Now, as seventeen-year-old Princess Alera of Hytanica is besieged from all sides by suitors vying for the Throne, a teenage Cokyrian boy, Narian, is encountered within the walls of her Kingdom, a boy who will show Alera a world where women serve a purpose and not just a husband. As Narian helps Alera find her voice, she struggles against an arranged marriage that will shatter the life she has scarcely begun to live. And when Narian's shocking past is uncovered, and war with Cokyri looms once more, he must fight to defy a fate ordained at his birth.
This week I hope to read:
Spellbound by Cara Lynn Shultz
What's a girl to do when meeting The One means she's cursed to die a horrible death?
Life hasn't been easy on sixteen-year-old Emma Conner, so a new start in New York may be just the change she needs. But the posh Upper East Side prep school she has to attend? Not so much. Friendly faces are few and far between, except for one that she's irresistibly drawn to—Brendan Salinger, the guy with the rock-star good looks and the richest kid in school, who might just be her very own white knight.
But even when Brendan inexplicably turns cold, Emma can't stop staring. Ever since she laid eyes on him, strange things have been happening. Streetlamps go out wherever she walks, and Emma's been having the oddest dreams: visions of herself in past lives—visions that warn her to stay away from Brendan. Or else.

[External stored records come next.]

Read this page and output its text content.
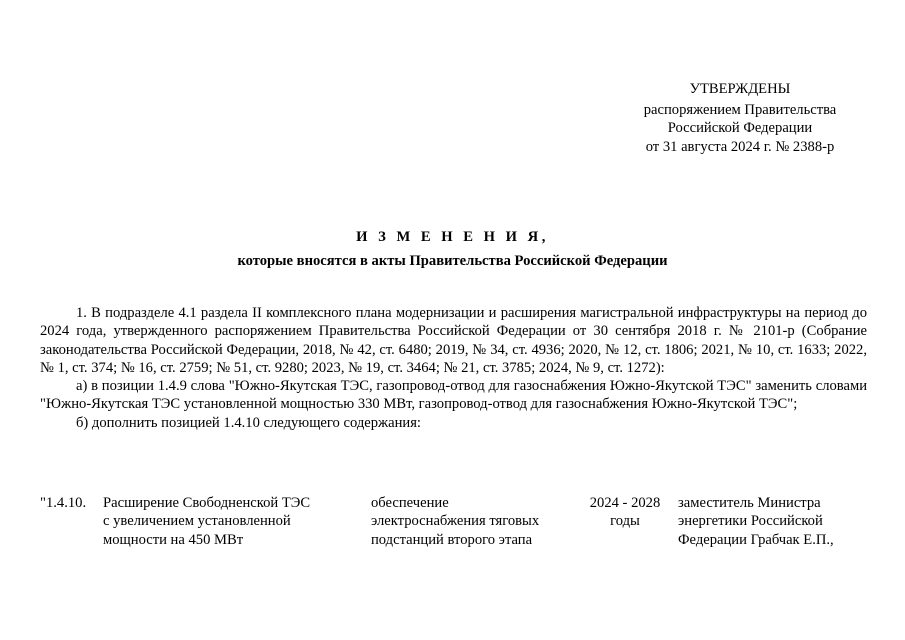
УТВЕРЖДЕНЫ
распоряжением Правительства
Российской Федерации
от 31 августа 2024 г. № 2388-р
И З М Е Н Е Н И Я,
которые вносятся в акты Правительства Российской Федерации

1. В подразделе 4.1 раздела II комплексного плана модернизации и расширения магистральной инфраструктуры на период до 2024 года, утвержденного распоряжением Правительства Российской Федерации от 30 сентября 2018 г. № 2101-р (Собрание законодательства Российской Федерации, 2018, № 42, ст. 6480; 2019, № 34, ст. 4936; 2020, № 12, ст. 1806; 2021, № 10, ст. 1633; 2022, № 1, ст. 374; № 16, ст. 2759; № 51, ст. 9280; 2023, № 19, ст. 3464; № 21, ст. 3785; 2024, № 9, ст. 1272):

а) в позиции 1.4.9 слова "Южно-Якутская ТЭС, газопровод-отвод для газоснабжения Южно-Якутской ТЭС" заменить словами "Южно-Якутская ТЭС установленной мощностью 330 МВт, газопровод-отвод для газоснабжения Южно-Якутской ТЭС";

б) дополнить позицией 1.4.10 следующего содержания:

"1.4.10.	Расширение Свободненской ТЭС
с увеличением установленной
мощности на 450 МВт
обеспечение
электроснабжения тяговых
подстанций второго этапа
2024 - 2028
годы
заместитель Министра
энергетики Российской
Федерации Грабчак Е.П.,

Sharks & Boys by Kristen Tracy
When 15-year-old Enid Calhoun follows her boyfriend Wick to Maryland for a party, fearful that he might be intending to cheat on her, she finds herself sneaking on board a houseboat where Wick and his friends plan to have a wild night. But before the boys discover their stowaway, a hurricane strikes, and the teenagers are carried miles from the shore and shipwrecked. What follows is a harrowing, yet heartwarming, story of survival, as the teens battle hypothermia, dehydration, man-eating sharks--and along the way, confront their own deepest secrets, including their catalytic roles in the disaster.
Ash by Malinda Lo
In the wake of her father's death, Ash is left at the mercy of her cruel stepmother. Consumed with grief, her only joy comes by the light of the dying hearth fire, rereading the fairy tales her mother once told her. In her dreams, someday the fairies will steal her away, as they are said to do. When she meets the dark and dangerous fairy Sidhean, she believes that her wish may be granted.
The day that Ash meets Kaisa, the King's Huntress, her heart begins to change. Instead of chasing fairies, Ash learns to hunt with Kaisa. Though their friendship is as delicate as a new bloom, it reawakens Ash's capacity for love-and her desire to live. But Sidhean has already claimed Ash for his own, and she must make a choice between fairy tale dreams and true love.
Entrancing, empowering, and romantic, Ash is about the connection between life and love, and solitude and death, where transformation can come from even the deepest grief.